Cette statistique proprement abasourdissante est tirée d'une méta-recherche publiée en novembre dans le British Medical Journal, et qui fait tranquillement son chemin dans les cercles des sciences sociales.

Combinaison de 28 études antérieures couvrant 60 millions de personnes, l'étude fait faire un bond en avant à la connaissance du sujet.

Selon les auteurs, de Harvard et de l'université japonaise de Yamanashi, l'inégalité devient mortifère lorsque l'indice Gini, qui en mesure le niveau, dépasse les 0,3 points.

Le Canada s'en sort plutôt bien

Dans le tableau qui suit, on voit que le risque, et la proportion, de morts prématurés augmente avec l'importance de l'inégalité. (Voir le graphique, en anglais)


inegalite1.png

On note que le Canada se situe parmi les moins touchés par le phénomène. Le niveau d'inégalité des pays non présents sur le tableau est évidemment préférable : l'Allemagne, la France, la Suède et les Pays Bas, par exemple, ont des coefficients Gini allant de 0,28 à 0,23.

Au delà d'un indicie Gini de 0,3, attention danger

Mais au-delà du ratio de 0,3, chaque augmentation d'inégalité de 0,05 fait augmenter la mortalité. Vu autrement, si les pays industrialisés qui ont un niveau trop élevé d'inégalité réussissaient à le réduire au niveau québécois, chaque année, 1,4 million de leurs citoyens, au lieu de mourir, vivraient plus longtemps. Pourquoi ?

Il y a deux façons d'appréhender l'impact de l'inégalité, notamment sur la santé publique, donc sur les décès prématurés.

  • si la richesse est mal distribuée, les pauvres sont trop pauvres, donc leur santé est déficiente. Un système qui fait monter les revenus de tous réduit la pauvreté réelle, donc la mauvaise santé, et alors on se fiche du niveau d'inégalité.

    C'est la situation actuelle en Chine : le niveau d'inégalité augmente rapidement, mais, simultanément, des centaines de millions de Chinois sortent de la pauvreté.
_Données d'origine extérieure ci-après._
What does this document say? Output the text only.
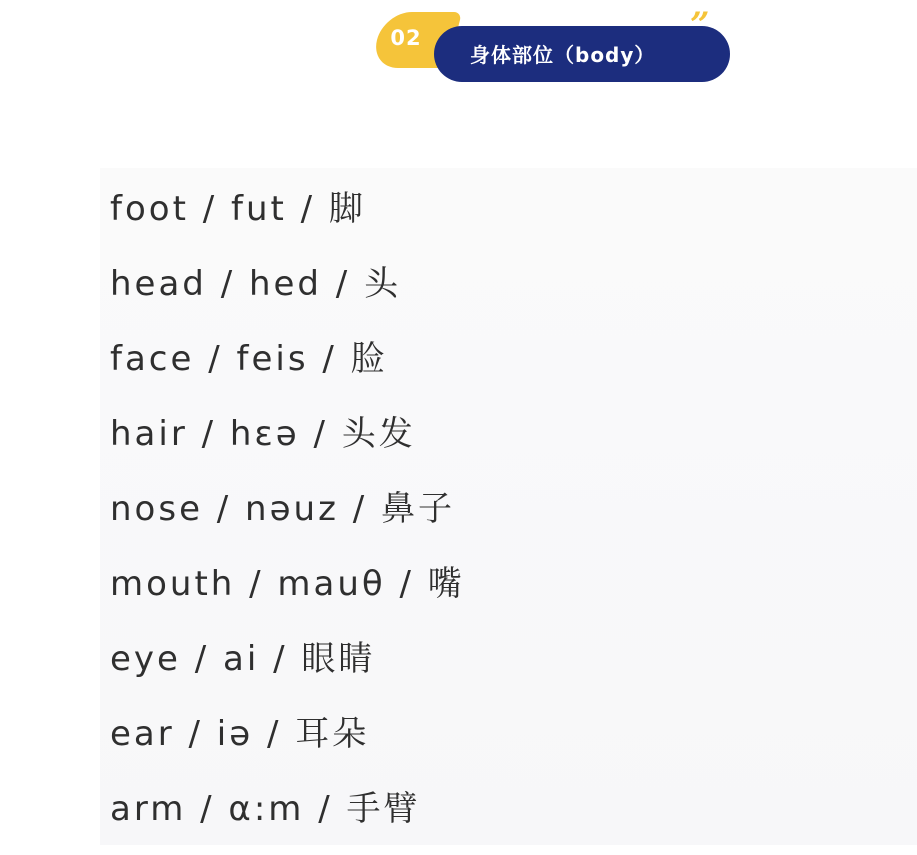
02
身体部位（body）
”
foot / fut / 脚
head / hed / 头
face / feis / 脸
hair / hεə / 头发
nose / nəuz / 鼻子
mouth / mauθ / 嘴
eye / ai / 眼睛
ear / iə / 耳朵
arm / α:m / 手臂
  • quelle que soit la quantité de richesse distribuée, le simple fait d'une trop forte inégalité dégrade la santé publique -tenez vous bien- de toutes les strates sociales. Cette seconde approche, dite « contextuelle », validée par cette étude, est plus lourde de sens.

L'explication contextuelle soutien que l'inégalité est en soi un facteur de division et de corrosion sociale. Ce que nous savons maintenant de l'importance sur la santé de facteurs psychologiques -incluant le statut social, l'amitié, le capital social, le sens du contrôle de sa vie- rendent les explications contextuelles de plus en plus plausibles.
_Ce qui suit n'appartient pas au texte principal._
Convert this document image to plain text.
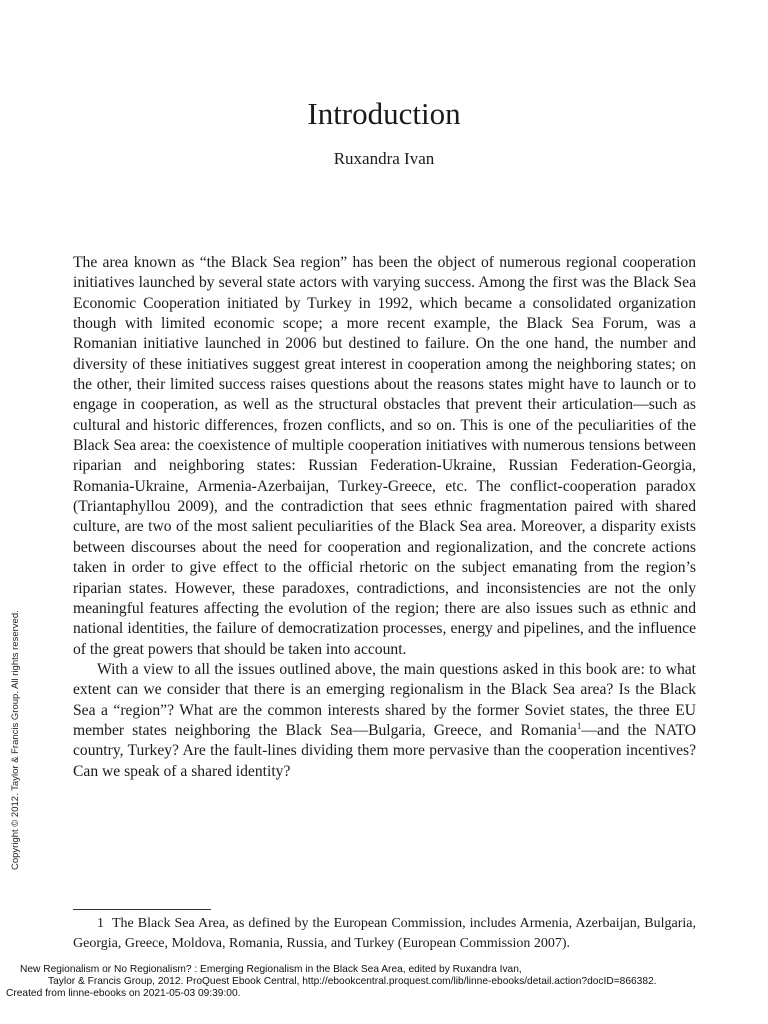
Introduction
Ruxandra Ivan

The area known as “the Black Sea region” has been the object of numerous regional cooperation initiatives launched by several state actors with varying success. Among the first was the Black Sea Economic Cooperation initiated by Turkey in 1992, which became a consolidated organization though with limited economic scope; a more recent example, the Black Sea Forum, was a Romanian initiative launched in 2006 but destined to failure. On the one hand, the number and diversity of these initiatives suggest great interest in cooperation among the neighboring states; on the other, their limited success raises questions about the reasons states might have to launch or to engage in cooperation, as well as the structural obstacles that prevent their articulation—such as cultural and historic differences, frozen conflicts, and so on. This is one of the peculiarities of the Black Sea area: the coexistence of multiple cooperation initiatives with numerous tensions between riparian and neighboring states: Russian Federation-Ukraine, Russian Federation-Georgia, Romania-Ukraine, Armenia-Azerbaijan, Turkey-Greece, etc. The conflict-cooperation paradox (Triantaphyllou 2009), and the contradiction that sees ethnic fragmentation paired with shared culture, are two of the most salient peculiarities of the Black Sea area. Moreover, a disparity exists between discourses about the need for cooperation and regionalization, and the concrete actions taken in order to give effect to the official rhetoric on the subject emanating from the region’s riparian states. However, these paradoxes, contradictions, and inconsistencies are not the only meaningful features affecting the evolution of the region; there are also issues such as ethnic and national identities, the failure of democratization processes, energy and pipelines, and the influence of the great powers that should be taken into account.

With a view to all the issues outlined above, the main questions asked in this book are: to what extent can we consider that there is an emerging regionalism in the Black Sea area? Is the Black Sea a “region”? What are the common interests shared by the former Soviet states, the three EU member states neighboring the Black Sea—Bulgaria, Greece, and Romania$^1$—and the NATO country, Turkey? Are the fault-lines dividing them more pervasive than the cooperation incentives? Can we speak of a shared identity?

1 The Black Sea Area, as defined by the European Commission, includes Armenia, Azerbaijan, Bulgaria, Georgia, Greece, Moldova, Romania, Russia, and Turkey (European Commission 2007).

Copyright © 2012. Taylor & Francis Group. All rights reserved.
New Regionalism or No Regionalism? : Emerging Regionalism in the Black Sea Area, edited by Ruxandra Ivan,
Taylor & Francis Group, 2012. ProQuest Ebook Central, http://ebookcentral.proquest.com/lib/linne-ebooks/detail.action?docID=866382.
Created from linne-ebooks on 2021-05-03 09:39:00.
Inégalités = violence, racket, filles-mères, incarcération...

C'est ce qu'écrivent les épidémiologistes et éditorialistes du British Medical Journal, Kate Picket et Richard Wilkinson, mettant la méta-étude dans le contexte des progrès du savoir dans ce domaine. Ils poursuivent :

« Il est maintenant clair que les sociétés inégales souffrent d'une incidence supérieure d'un grand nombre de problèmes sociaux, incluant un niveau plus élevé de violence, de racket, de filles-mères, d'incarcération, de décrochage, d'heures travaillées et un niveau inférieur de mobilité sociale et de confiance.

Ces conséquences dans les comportements offrent une preuve forte que les phénomènes psychosociaux sont associés à l'inégalité.

Les bénéfices d'une plus grande égalité sont plus grands chez les plus pauvres mais ont un impact sur presque tout les membres de la société. »

Bref, nous savions que l'inégalité, du moins aux niveaux maintenant connus aux Etats-Unis et ailleurs, était moralement inacceptable. Nous savions qu'elle suscitait envie et cynisme. Nous savions qu'elle était un facteur essentiel dans le cycle de la surconsommation, chacun voulant imiter la consommation de son voisin plus fortuné.

Nous savons maintenant qu'elle est funeste.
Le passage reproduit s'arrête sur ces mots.